(Reuters) - Duracell, a unit of Warren Buffett’s Berkshire Hathaway Inc (BRKa.N), on Thursday filed a lawsuit accusing a Missouri wholesaler of illegally selling gray market versions of its copper-top alkaline batteries.
According to a complaint filed in federal court in Chicago, JRS Ventures Inc is importing and selling batteries made in China that were intended for sale only to Duracell’s original equipment manufacturers, to be packaged with products such as appliances and remote controls.
Duracell, which long used the tagline “no regular battery looks like it or lasts like it,” said JRS’s batteries do look like its own but come in packaging that does not mention Duracell’s 10-year guarantee or how to obtain customer service.
Chicago-based Duracell said it learned of the alleged infringement in March, and said that JRS refused its demand to stop selling the infringing batteries.
Purchasers of the infringing batteries “are likely to be confused and indeed disappointed,” Duracell said. “Further, such sales of infringing products cause great damage to Duracell and greatly damage the goodwill in Duracell’s valuable trademarks.”
JRS, based in the St.
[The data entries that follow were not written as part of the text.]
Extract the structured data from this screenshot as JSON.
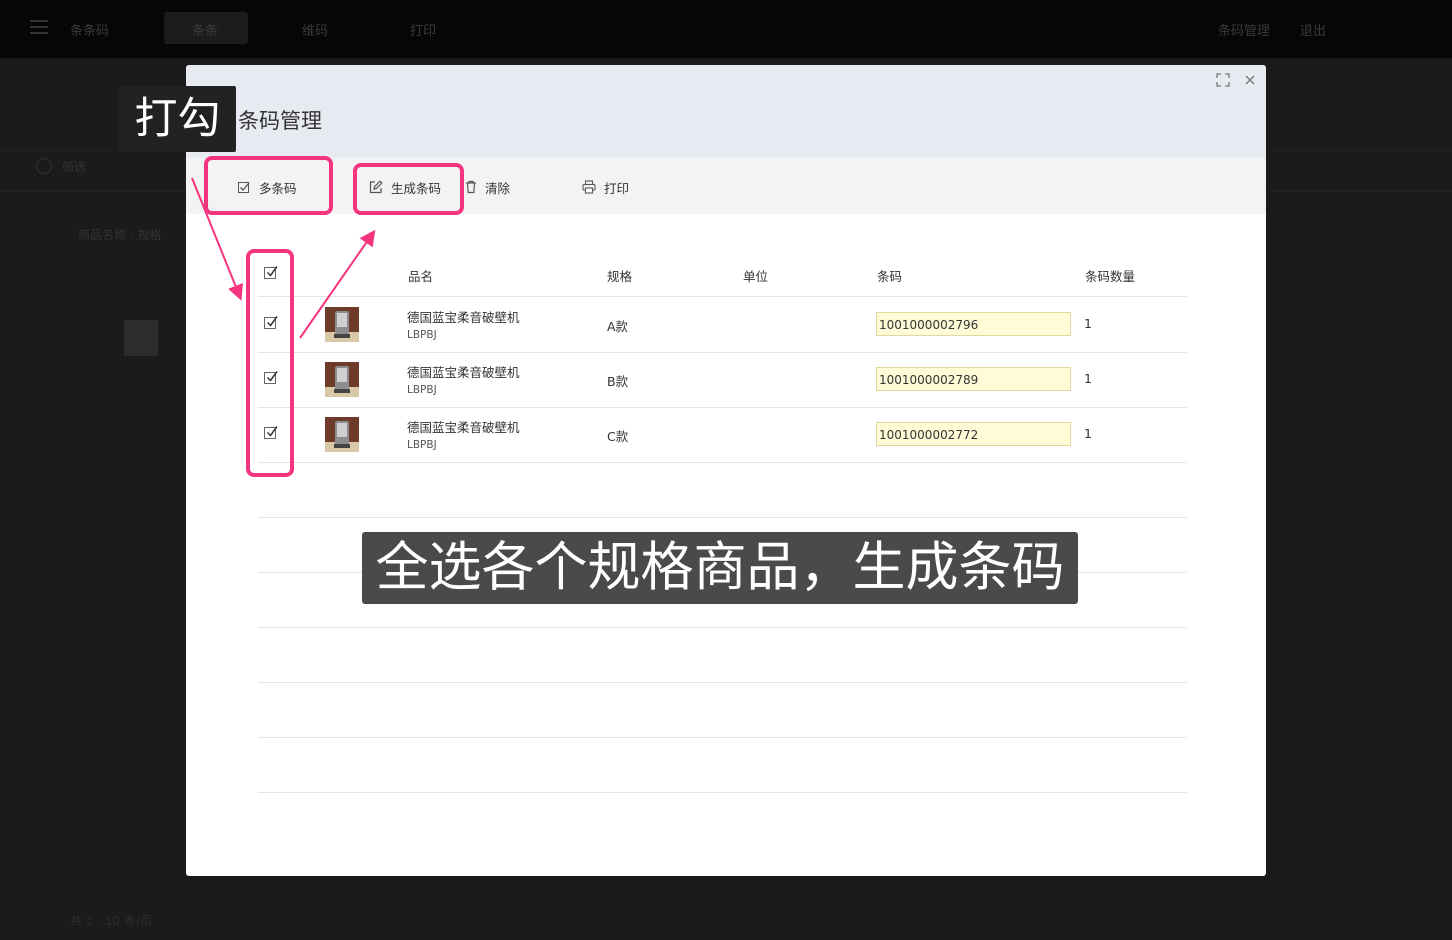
{
  "background_app": {
    "nav_items": [
      "条条码",
      "条条",
      "维码",
      "打印"
    ],
    "right_items": [
      "条码管理",
      "退出"
    ],
    "filter_label": "筛选",
    "list_label": "商品名称 · 规格",
    "footer": "共 1 · 10 条/页"
  },
  "modal": {
    "title": "条码管理",
    "toolbar": {
      "multi_barcode": "多条码",
      "generate_barcode": "生成条码",
      "clear": "清除",
      "print": "打印"
    },
    "table": {
      "headers": {
        "name": "品名",
        "spec": "规格",
        "unit": "单位",
        "barcode": "条码",
        "barcode_qty": "条码数量"
      },
      "rows": [
        {
          "checked": true,
          "name": "德国蓝宝柔音破壁机",
          "code": "LBPBJ",
          "spec": "A款",
          "unit": "",
          "barcode": "1001000002796",
          "qty": "1"
        },
        {
          "checked": true,
          "name": "德国蓝宝柔音破壁机",
          "code": "LBPBJ",
          "spec": "B款",
          "unit": "",
          "barcode": "1001000002789",
          "qty": "1"
        },
        {
          "checked": true,
          "name": "德国蓝宝柔音破壁机",
          "code": "LBPBJ",
          "spec": "C款",
          "unit": "",
          "barcode": "1001000002772",
          "qty": "1"
        }
      ]
    }
  },
  "annotations": {
    "check_label": "打勾",
    "subtitle": "全选各个规格商品，生成条码",
    "highlight_color": "#f5347f"
  }
}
Louis suburb of O’Fallon, had no immediate comment when reached by phone and did not immediately respond to a separate email seeking comment.
Duracell is seeking a halt to JRS’s alleged infringement, plus unspecified punitive and triple damages.
Berkshire, which is based in Omaha, Nebraska, acquired Duracell from Procter & Gamble Co (PG.N) in February 2016.
The case is Duracell U.S. Operations Inc v JRS Ventures Inc, U.S. District Court, Northern District of Illinois, No. 17-03166.